Se n'è andata Nadia Cassini, la donna che assicurò il suo fondoschiena per più di un miliardo di vecchie lire. La musa di quel cinema italiano che oggi fa inorridire i benpensanti amanti delle categorie, quelli che possiamo tranquillamente inserire nel grande calderone del politicamente corretto. La diva che cantava “A chi la do stasera…la mia felicità?”, parodiata dagli Squallor in maniera impietosa ma irresistibile.
La donna dei titoli dei film che sembravano presi paro paro dai giornaletti nelle edicole: Mazzabubù…quante corna stanno quaggiù?, Quando gli uomini armarono la clava e con le donne fecero din-don, Io tigro, tu tigri, egli tigra seguito da Io zombo, tu zombi, lei zomba. E ancora: L’insegnante balla…con tutta la classe, L’infermiera nelle corsie dei militari, La dottoressa ci sta col colonnello, L’assistente sociale…tutto pepe e sale. Roba difficilmente replicabile con qualsiasi algoritmo avanzato.

Qualcuno potrebbe “per fortuna”. Eppure, Nadia Cassini è stata emblema di un’epoca in cui il cinema italiano sapeva ancora ridere di se stesso, dei suoi vizi, delle sue ossessioni, senza false morali. Un’epoca in cui le commedie non avevano bisogno di scusarsi per mostrare il desiderio e celebrare la sessualità senza falsi pudori. Era l’Italia raccontata meglio di qualsiasi altro saggio sociologico. L’Italia dei tabù e dei desideri repressi, un’Italia che malgrado tutto ancora oggi resiste sotto quello che si può e non si può dire.
Nadia Cassini bellissima, che aveva culo ma nella vita non aveva avuto culo, come suggerì lei stessa in un’intervista. Nadia Cassini che fece impazzire anche Georges Simenon, uno di quelli che cambiava amanti e compagne ufficiali tutte le volte che finiva un romanzo, e qualcuno pensa che sia stato scrittore terribilmente prolifico anche per questo. Nadia Cassini che ha raccontato, nelle sue curve, quelle di un'Italia per niente ossessionata all'idea di piacere a tutti.
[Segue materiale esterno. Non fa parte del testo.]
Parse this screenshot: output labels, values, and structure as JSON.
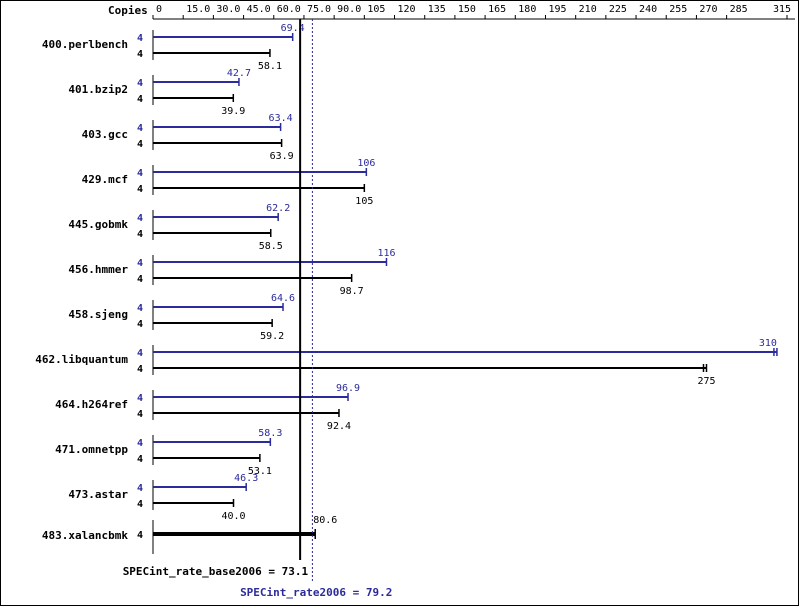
{
  "chart_data": {
    "type": "bar",
    "orientation": "horizontal",
    "copies_label": "Copies",
    "x_ticks": [
      "0",
      "15.0",
      "30.0",
      "45.0",
      "60.0",
      "75.0",
      "90.0",
      "105",
      "120",
      "135",
      "150",
      "165",
      "180",
      "195",
      "210",
      "225",
      "240",
      "255",
      "270",
      "285",
      "315"
    ],
    "xlim": [
      0,
      315
    ],
    "categories": [
      "400.perlbench",
      "401.bzip2",
      "403.gcc",
      "429.mcf",
      "445.gobmk",
      "456.hmmer",
      "458.sjeng",
      "462.libquantum",
      "464.h264ref",
      "471.omnetpp",
      "473.astar",
      "483.xalancbmk"
    ],
    "series": [
      {
        "name": "SPECint_rate2006",
        "color": "#2b2b9c",
        "copies": [
          "4",
          "4",
          "4",
          "4",
          "4",
          "4",
          "4",
          "4",
          "4",
          "4",
          "4",
          ""
        ],
        "values": [
          69.4,
          42.7,
          63.4,
          106,
          62.2,
          116,
          64.6,
          310,
          96.9,
          58.3,
          46.3,
          null
        ],
        "labels": [
          "69.4",
          "42.7",
          "63.4",
          "106",
          "62.2",
          "116",
          "64.6",
          "310",
          "96.9",
          "58.3",
          "46.3",
          ""
        ]
      },
      {
        "name": "SPECint_rate_base2006",
        "color": "#000000",
        "copies": [
          "4",
          "4",
          "4",
          "4",
          "4",
          "4",
          "4",
          "4",
          "4",
          "4",
          "4",
          "4"
        ],
        "values": [
          58.1,
          39.9,
          63.9,
          105,
          58.5,
          98.7,
          59.2,
          275,
          92.4,
          53.1,
          40.0,
          80.6
        ],
        "labels": [
          "58.1",
          "39.9",
          "63.9",
          "105",
          "58.5",
          "98.7",
          "59.2",
          "275",
          "92.4",
          "53.1",
          "40.0",
          "80.6"
        ]
      }
    ],
    "reference_lines": [
      {
        "label": "SPECint_rate_base2006 = 73.1",
        "value": 73.1,
        "color": "#000000",
        "style": "solid"
      },
      {
        "label": "SPECint_rate2006 = 79.2",
        "value": 79.2,
        "color": "#2b2b9c",
        "style": "dotted"
      }
    ]
  }
}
“Nadia Cassini non era solo un sex symbol. Era la protagonista di un cinema anche spudorato, ma autentico”, ha raccontato Lino Banfi a Fanpage.it per ricordare la sua scomparsa. Un cinema che oggi non può più tornare per mille motivi eppure, nell’epoca del perbenismo di facciata, manca terribilmente.